Following the bankruptcy of Samos Servicers, Santander, which had borne most of the financing risk by granting mezzanine debt, had to convert that loan into capital. This meant that it went from being a creditor of the company to a shareholder in the renamed Uro Properties. BNP Paribas, Caixabank, Société General, Royal Bank of Scotland, Barclays and a group of German and Austrian banks, including Bayerische and Raiffessen, did the same thing.

Original story: El Confidencial (by Agustín Marco)

Translation: Carmel Drake

Ortega Purchases Gran Vía, 32

27 January 2015 – Cinco Días

Amancio Ortega will be the landlord of one of Inditex’s competitors, the Primark Group. The founder of Zara has acquired Gran Vía, 32, the building in Madrid where the Irish company will open its flagship store in Spain.

A consortium of funds comprising PSP, APG, Phoenix Group and Sun Capital, led by Drago Capital, has announced the sale of Gran Vía 32 to Pontegadea, the real estate company owned by Amancio Ortega. PSP Investments – the public pension fund of the Canadian armed forces and one of the largest pension managers in this country – holds a 50% stake in Longshore (the company that currently owns the building); the management team of Drago Capital, the company that manages the assets, also holds a minority stake. The remaining 50% is owned by the real estate investment fund Drago Real Estate Partners, in which a number of companies hold stakes, including the Dutch firm APG (the largest pension fund in Europe), the British insurance group Phoenix Group (formerly Pearl Assurance) and the British investment company Sun Capital Partners.

Previously, the building was owned by Grupo Prisa, which sold the property to Drago Real Estate in 2008.

Spokemen of the various companies involved in the sale were not willing to disclose the amount paid, but sector sources estimate that the price would be around €400 million.

The building on Gran Vía 32 has a total floor space area of 36,376 square metres, divided into nine floors above ground, plus the ground floor and basement.

Four of the largest fashion companies in the world will share the building, and its new landlord, in Madrid. Gran Vía 32 already houses H&M, Mango and Lefties (Inditex) stores. The Irish chain Primark plans to open its largest store in Spain in the building at the end of this year, where it will have 9,000 square metres of retail space across three floors.

Primark is owned by the Associated British Foods group and now has 41 stores in Spain, after entering the market in 2006.

Madrid, Barcelona, London

Pontegadea, a company that also receives dividend income that Amancio Ortega earns from Inditex, recorded a profit of €93.3 million in 2013, an increase of 32% compared with 2012, according to information published in the El País newspaper last August, based on data extracted from the company’s accounts filed at the Commercial Registry.

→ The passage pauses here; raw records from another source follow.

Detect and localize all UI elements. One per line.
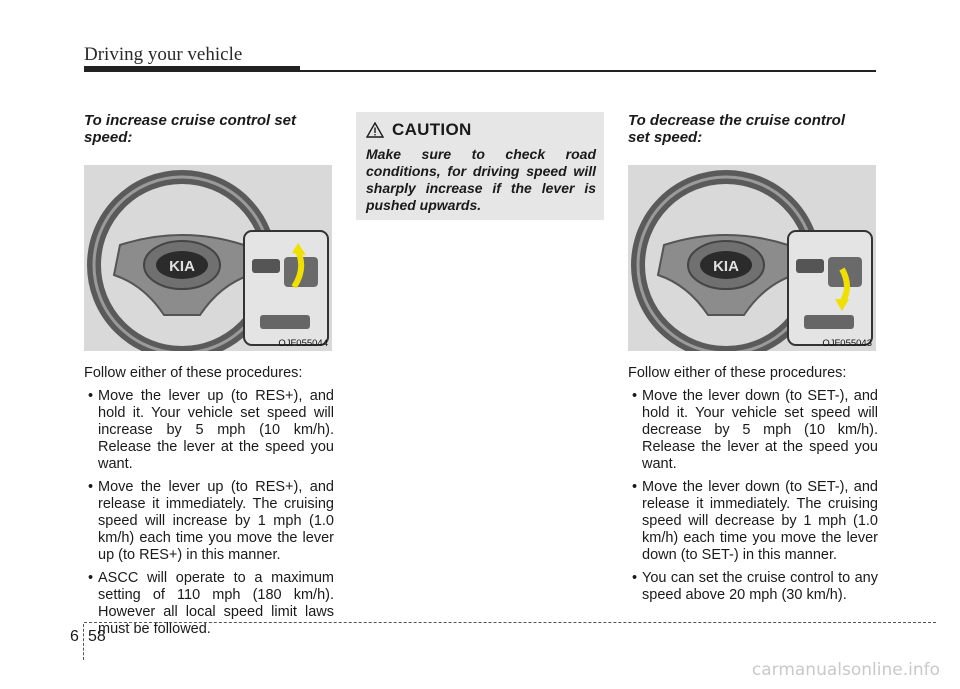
list-item: • Move the lever down (to SET-), and release it immediately. The cruising speed will decrease by 1 mph (1.0 km/h) each time you move the lever down (to SET-) in this manner.: [628, 479, 878, 564]
caution-text: Make sure to check road conditions, for driving speed will sharply increase if the lever is pushed upwards.: [366, 146, 596, 213]
decrease-procedure-list: [628, 388, 878, 604]
procedure-lead: Follow either of these procedures:: [84, 365, 303, 381]
list-item: • Move the lever up (to RES+), and hold it. Your vehicle set speed will increase by 5 mph (10 km/h). Release the lever at the speed you want.: [84, 388, 334, 473]
kia-logo: KIA: [713, 258, 739, 275]
procedure-lead: Follow either of these procedures:: [628, 365, 847, 381]
right-column: [628, 112, 878, 610]
footer-rule: [84, 622, 936, 623]
warning-triangle-icon: [366, 122, 384, 138]
figure-code: OJF055044: [278, 338, 328, 349]
list-item: • ASCC will operate to a maximum setting of 110 mph (180 km/h). However all local speed limit laws must be followed.: [84, 570, 334, 638]
list-item: • You can set the cruise control to any speed above 20 mph (30 km/h).: [628, 570, 878, 604]
list-item: • Move the lever down (to SET-), and hold it. Your vehicle set speed will decrease by 5 mph (10 km/h). Release the lever at the speed you want.: [628, 388, 878, 473]
chapter-number: 6: [70, 628, 79, 645]
page-header-title: Driving your vehicle: [84, 44, 243, 65]
caution-box: [356, 112, 604, 220]
list-item: • Move the lever up (to RES+), and release it immediately. The cruising speed will increase by 1 mph (1.0 km/h) each time you move the lever up (to RES+) in this manner.: [84, 479, 334, 564]
increase-speed-heading: To increase cruise control set speed:: [84, 112, 297, 146]
caution-title: CAUTION: [392, 120, 472, 139]
decrease-speed-heading: To decrease the cruise control set speed:: [628, 112, 846, 146]
page-number: 58: [88, 628, 106, 645]
steering-wheel-figure-increase: [84, 165, 332, 351]
kia-logo: KIA: [169, 258, 195, 275]
steering-wheel-illustration: [628, 165, 876, 351]
watermark: carmanualsonline.info: [751, 660, 940, 680]
steering-wheel-illustration: [84, 165, 332, 351]
header-rule: [84, 70, 876, 72]
increase-procedure-list: [84, 388, 334, 638]
footer-divider: [83, 624, 84, 660]
figure-code: OJF055043: [822, 338, 872, 349]
steering-wheel-figure-decrease: [628, 165, 876, 351]
left-column: [84, 112, 334, 644]
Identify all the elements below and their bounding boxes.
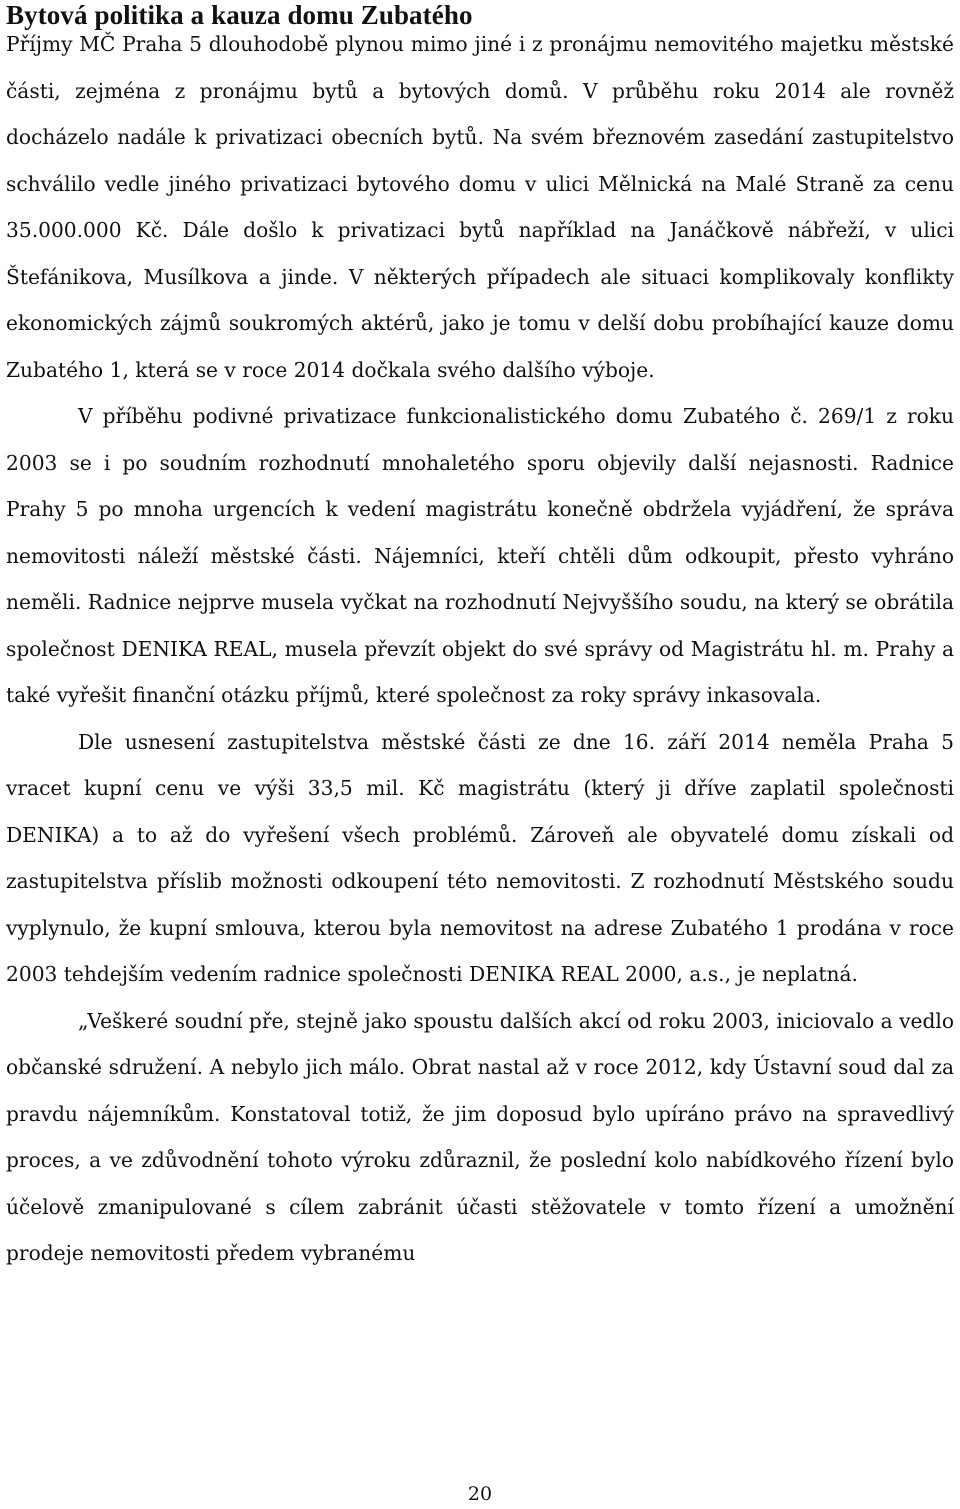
- body-text: [6, 21, 954, 1277]
- page-number: 20: [467, 1483, 493, 1505]
- paragraph-council-resolution: Dle usnesení zastupitelstva městské části ze dne 16. září 2014 neměla Praha 5 vracet kupní cenu ve výši 33,5 mil. Kč magistrátu (který ji dříve zaplatil společnosti DENIKA) a to až do vyřešení všech problémů. Zároveň ale obyvatelé domu získali od zastupitelstva příslib možnosti odkoupení této nemovitosti. Z rozhodnutí Městského soudu vyplynulo, že kupní smlouva, kterou byla nemovitost na adrese Zubatého 1 prodána v roce 2003 tehdejším vedením radnice společnosti DENIKA REAL 2000, a.s., je neplatná.: [6, 729, 954, 986]
- paragraph-quote: „Veškeré soudní pře, stejně jako spoustu dalších akcí od roku 2003, iniciovalo a vedlo občanské sdružení. A nebylo jich málo. Obrat nastal až v roce 2012, kdy Ústavní soud dal za pravdu nájemníkům. Konstatoval totiž, že jim doposud bylo upíráno právo na spravedlivý proces, a ve zdůvodnění tohoto výroku zdůraznil, že poslední kolo nabídkového řízení bylo účelově zmanipulované s cílem zabránit účasti stěžovatele v tomto řízení a umožnění prodeje nemovitosti předem vybranému: [6, 1008, 954, 1265]
- section-heading: Bytová politika a kauza domu Zubatého: [6, 0, 473, 30]
- paragraph-intro: Příjmy MČ Praha 5 dlouhodobě plynou mimo jiné i z pronájmu nemovitého majetku městské části, zejména z pronájmu bytů a bytových domů. V průběhu roku 2014 ale rovněž docházelo nadále k privatizaci obecních bytů. Na svém březnovém zasedání zastupitelstvo schválilo vedle jiného privatizaci bytového domu v ulici Mělnická na Malé Straně za cenu 35.000.000 Kč. Dále došlo k privatizaci bytů například na Janáčkově nábřeží, v ulici Štefánikova, Musílkova a jinde. V některých případech ale situaci komplikovaly konflikty ekonomických zájmů soukromých aktérů, jako je tomu v delší dobu probíhající kauze domu Zubatého 1, která se v roce 2014 dočkala svého dalšího výboje.: [6, 32, 954, 382]
- paragraph-zubateho-story: V příběhu podivné privatizace funkcionalistického domu Zubatého č. 269/1 z roku 2003 se i po soudním rozhodnutí mnohaletého sporu objevily další nejasnosti. Radnice Prahy 5 po mnoha urgencích k vedení magistrátu konečně obdržela vyjádření, že správa nemovitosti náleží městské části. Nájemníci, kteří chtěli dům odkoupit, přesto vyhráno neměli. Radnice nejprve musela vyčkat na rozhodnutí Nejvyššího soudu, na který se obrátila společnost DENIKA REAL, musela převzít objekt do své správy od Magistrátu hl. m. Prahy a také vyřešit finanční otázku příjmů, které společnost za roky správy inkasovala.: [6, 404, 954, 707]
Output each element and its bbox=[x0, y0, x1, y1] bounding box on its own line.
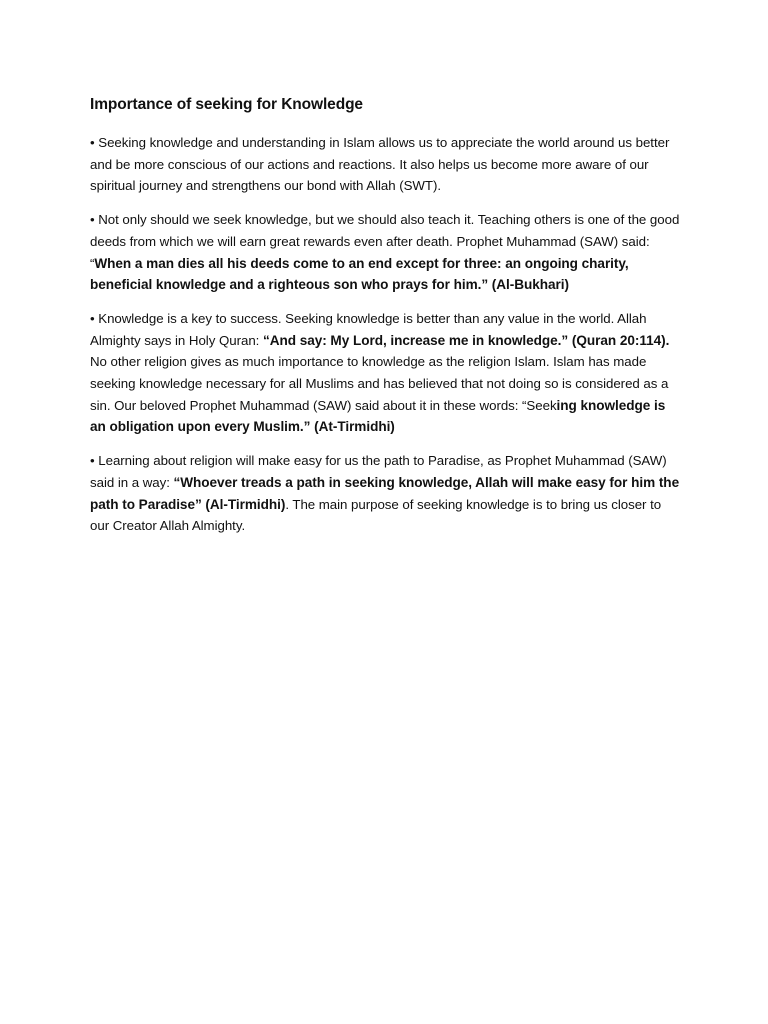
text-run: • Not only should we seek knowledge, but we should also teach it. Teaching others is one of the good deeds from which we will earn great rewards even after death. Prophet Muhammad (SAW) said: “ bbox=[90, 212, 680, 271]
text-run: • Seeking knowledge and understanding in Islam allows us to appreciate the world around us better and be more conscious of our actions and reactions. It also helps us become more aware of our spiritual journey and strengthens our bond with Allah (SWT). bbox=[90, 135, 670, 194]
paragraph-teaching-knowledge bbox=[90, 209, 682, 296]
paragraph-key-to-success bbox=[90, 308, 682, 438]
document-page bbox=[90, 94, 682, 549]
quran-quote: “And say: My Lord, increase me in knowledge.” (Quran 20:114). bbox=[262, 332, 670, 348]
hadith-quote: When a man dies all his deeds come to an end except for three: an ongoing charity, beneficial knowledge and a righteous son who prays for him.” (Al-Bukhari) bbox=[90, 255, 629, 293]
text-run: No other religion gives as much importance to knowledge as the religion Islam. Islam has made seeking knowledge necessary for all Muslims and has believed that not doing so is considered as a sin. Our beloved Prophet Muhammad (SAW) said about it in these words: “Seek bbox=[90, 354, 669, 413]
paragraph-path-to-paradise bbox=[90, 450, 682, 537]
document-title: Importance of seeking for Knowledge bbox=[90, 96, 363, 113]
text-run: • Learning about religion will make easy for us the path to Paradise, as Prophet Muhammad (SAW) said in a way: bbox=[90, 453, 667, 490]
hadith-quote: “Whoever treads a path in seeking knowledge, Allah will make easy for him the path to Paradise” (Al-Tirmidhi) bbox=[90, 474, 680, 512]
text-run: . The main purpose of seeking knowledge is to bring us closer to our Creator Allah Almighty. bbox=[90, 496, 662, 534]
text-run: • Knowledge is a key to success. Seeking knowledge is better than any value in the world. Allah Almighty says in Holy Quran: bbox=[90, 310, 647, 348]
hadith-quote: ing knowledge is an obligation upon every Muslim.” (At-Tirmidhi) bbox=[90, 397, 666, 435]
paragraph-seeking-knowledge bbox=[90, 132, 682, 197]
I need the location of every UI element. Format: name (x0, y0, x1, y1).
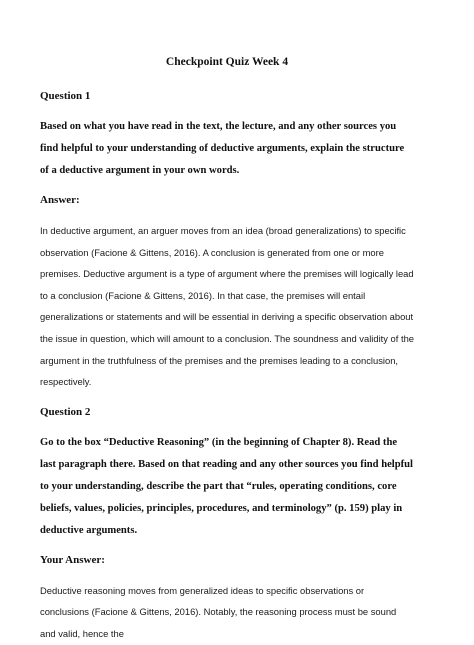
question-1-answer-text: In deductive argument, an arguer moves from an idea (broad generalizations) to specific observation (Facione & Gittens, 2016). A conclusion is generated from one or more premises. Deductive argument is a type of argument where the premises will logically lead to a conclusion (Facione & Gittens, 2016). In that case, the premises will entail generalizations or statements and will be essential in deriving a specific observation about the issue in question, which will amount to a conclusion. The soundness and validity of the argument in the truthfulness of the premises and the premises leading to a conclusion, respectively. (40, 225, 415, 388)
question-1-prompt: Based on what you have read in the text, the lecture, and any other sources you find helpful to your understanding of deductive arguments, explain the structure of a deductive argument in your own words. (40, 121, 405, 176)
question-2-prompt: Go to the box “Deductive Reasoning” (in the beginning of Chapter 8). Read the last paragraph there. Based on that reading and any other sources you find helpful to your understanding, describe the part that “rules, operating conditions, core beliefs, values, policies, principles, procedures, and terminology” (p. 159) play in deductive arguments. (40, 436, 413, 536)
question-2-answer-heading: Your Answer: (40, 553, 105, 566)
question-2-heading: Question 2 (40, 405, 91, 418)
question-1-heading: Question 1 (40, 90, 91, 102)
question-2-answer-text: Deductive reasoning moves from generalized ideas to specific observations or conclusions (Facione & Gittens, 2016). Notably, the reasoning process must be sound and valid, hence the (40, 584, 397, 639)
document-title: Checkpoint Quiz Week 4 (165, 56, 289, 68)
question-1-answer-heading: Answer: (40, 194, 80, 206)
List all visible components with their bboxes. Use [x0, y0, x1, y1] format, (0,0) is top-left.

The company recorded rental income of €98.5 million, an increase of €4.3 million. The volume of assets on its balance sheet amounted to €4,519.5 million. The company reduced its bank debt by €73.8 million down to €325.1 million.

In recent years, Amancio Ortega has invested in property in Madrid, Barcelona and London, although he has also done business in New York.

Pontegadea owns several landmark properties, including the Torre Picasso in Madrid, which it acquired at the end of 2011 from the FCC group for €400 million; and a building located on Manhattan’s West Side, which it bought at the end of 2013 for €69 million.

Last year, Pontegadea purchased two buildings from Sareb – the property that used to house the headquarters of Banesto, in Plaza Cataluyna, Barcelona, for €44 million and the building that houses the Apple store in Valencia, for €23.5 million.

Recently, it also purchased Rio Tinto’s headquarters in London. At the beginning of 2013, it completed the purchase of Devonshire House, in London, a building that houses 16,000 square metres of offices and retail space. In 2006, it bought another building in London, 100 Wood Street, for GBP 140 million and in 2011, it acquired an office building on Oxford Street for GBP 220 million.